Василий Аксенов - Оспожинки
Иду, взглядом уткнувшись себе под ноги, – вокруг не хочется смотреть; и сердце щемит – и валидол не захватил с собой, забыл в аптечке. Но возвращаться уж за ним не стал – подумал: «Пути не будет», – маму повторяя.
Что ж это так меня ломает-то? Как при простуде. Ещё вот только не трясёт. Лес восстановится когда-нибудь, возьмёт своё. Не при моей жизни.
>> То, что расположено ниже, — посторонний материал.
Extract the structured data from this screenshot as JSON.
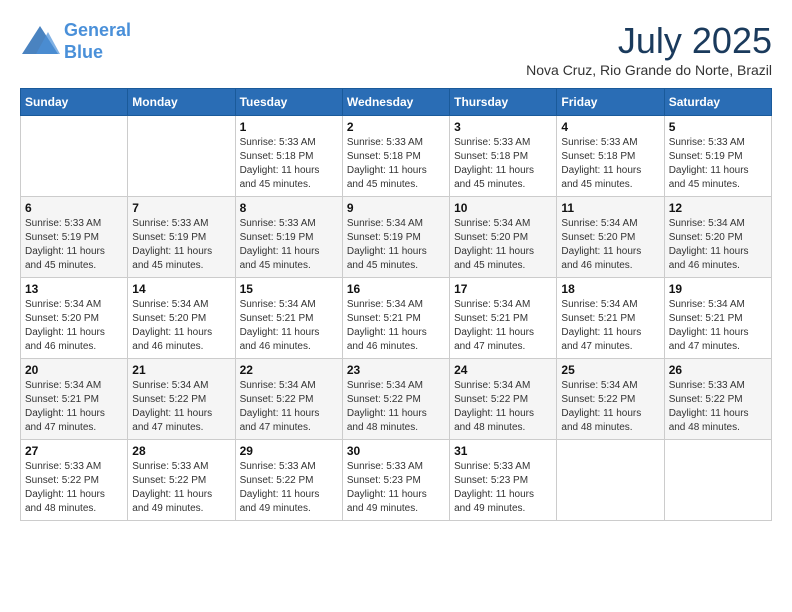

И не детей моих, не даже внуков, если они ещё, конечно, народятся. Лет через триста, в лучшем случае. Через четыреста. Речь о сосновом, боровном. Осинник скоро нарастёт, сплошь всё вокруг на много лет затянет. Но кто вот только будет тогда жить здесь, и кто-то будет ли вообще? Никто не знает. И понимаю: дело в нас. В нашем отношении к лесу, друг к другу, ну и к себе, в конце концов, – последний день будто живём: ешь, пей, гуляй, кто отхватил, – что и пугает. Не первый раз, уже бывало. Но ведь живём пока, не извелись.
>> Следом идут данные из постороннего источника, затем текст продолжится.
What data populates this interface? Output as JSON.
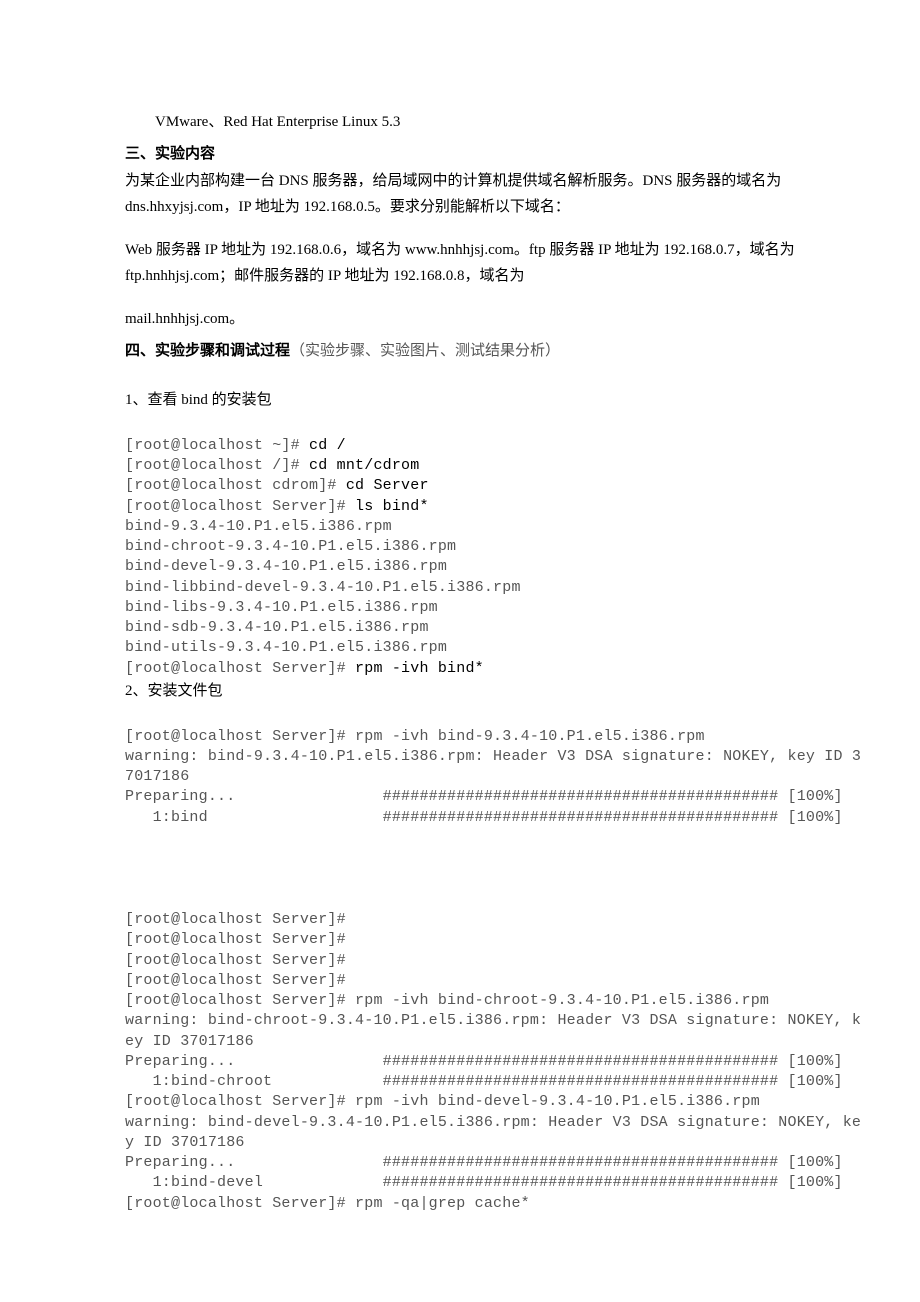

Христос, плоть от плоти нашей и кость от костей наших, был предан самой позорной казни за наши грехи, затем воскрес из мёртвых ради нашего оправдания. А мы никак оправдываться не желаем. Свинячим в мире так, словно все бесы в нас переселились. Мир-то мы всё равно не сможем уничтожить, как ни старайся, – потому что в состав его, после воплощения, входит Творец, – мир может только измениться. Бог ведь творит и по сей день – в новую землю и в новое небо. Будет ли в этом мире лес?..
Как же без леса-то? Мне не представить. Студентам тему эту предложу. Пусть рассуждают. В Волчий бор вступил.
Проследовал им до обширного пустыря, где стоял когда-то лагерный посёлок с таким же названием, от которого сохранились только подпольные ямы да остов металлического, ржавого уже – но ручка крутится, я пробовал, хоть и со скрипом, – станка, на котором во второй половине сороковых годов и в первой половине пятидесятых прошлого столетия здешние сидельцы прутья резали, мельчили.
Грунт тут песчаный, почти голый, торчат лишь кое-где стебли шаркунца, одинокие, уже увядшие, ромашки полевые и аптечные, облысевшие давно одуванчики да редкие кустики ароматной душицы; ну, и лишайник, словно политическую карту мира, красными и зелёными, разных конфигураций, пятнами раскрасивший пустырь.
Идёшь и знаешь: жили здесь когда-то люди, не по своей доброй воле попавшие сюда сразу после войны со всех фронтов, со всех краёв нашей России. Не только знаешь, но и чувствуешь – витает в воздухе, как дуновенье.
Прямиком – через глухую, затянутую крапивой, запашистым смородинником, жёстким, как стальная проволока, чапыжником и низкорослым, больным на вид, ольшаником, почти безводную уже, но заболоченную старицу – к Кеми выбрался. Забыв про горечи, душа сразу запела.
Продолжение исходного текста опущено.